Gimondi, l'amico medico: "Felice è morto tra le mie braccia"

Fichera, amico da sempre di Felice Gimondi, racconta alla Gazzetta dello Sport i drammatici istanti della scomparsa dell'ex campione, che ha avuto un infarto in mare

Domenico Fichera, amico di Felice Gimondi, racconta alla Gazzetta dello Sport i drammatici istanti della scomparsa dell'ex campione: "E’ spirato tra le mie braccia.
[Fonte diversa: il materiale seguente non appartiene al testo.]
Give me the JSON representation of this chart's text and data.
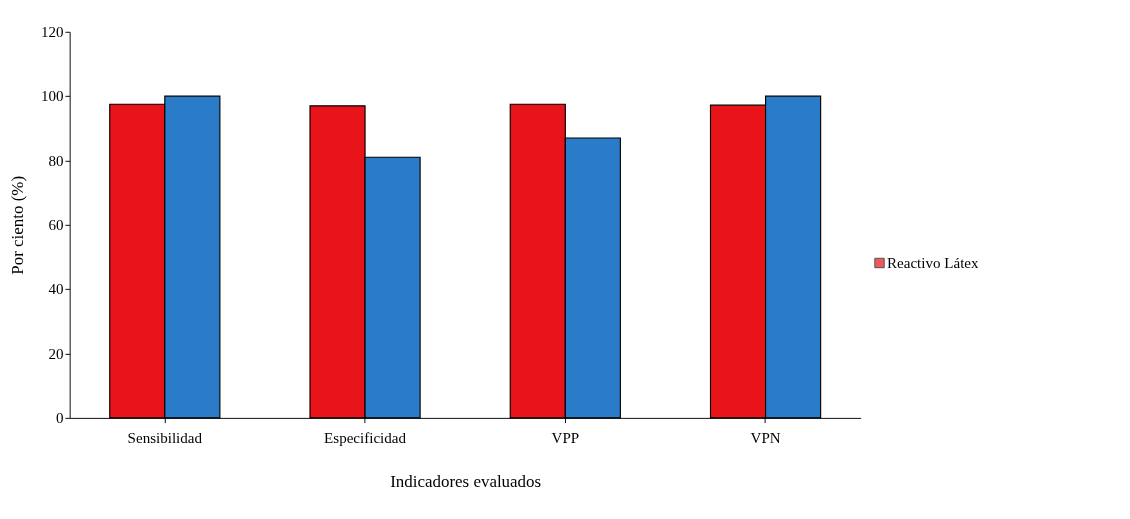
{
  "chart_data": {
    "type": "bar",
    "xlabel": "Indicadores evaluados",
    "ylabel": "Por ciento (%)",
    "categories": [
      "Sensibilidad",
      "Especificidad",
      "VPP",
      "VPN"
    ],
    "series": [
      {
        "name": "Reactivo Látex",
        "color": "#e8141a",
        "values": [
          97.5,
          97.0,
          97.5,
          97.2
        ]
      },
      {
        "color": "#2a7bc8",
        "values": [
          100,
          81,
          87,
          100
        ]
      }
    ],
    "ylim": [
      0,
      120
    ],
    "yticks": [
      0,
      20,
      40,
      60,
      80,
      100,
      120
    ],
    "grid": false,
    "legend": "right"
  }
}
Quando lo abbiamo recuperato in riva al mare, davanti alla spiaggia privata dell’RG Naxos Hotel, aveva poco polso, ma qualche istante dopo, nonostante i tentativi disperati di rianimazione, massaggio cardiaco e respirazione bocca a bocca operata dal bagnino e dagli operatori del 118, giunti con celerità sul luogo, abbiamo dovuto constatare il decesso".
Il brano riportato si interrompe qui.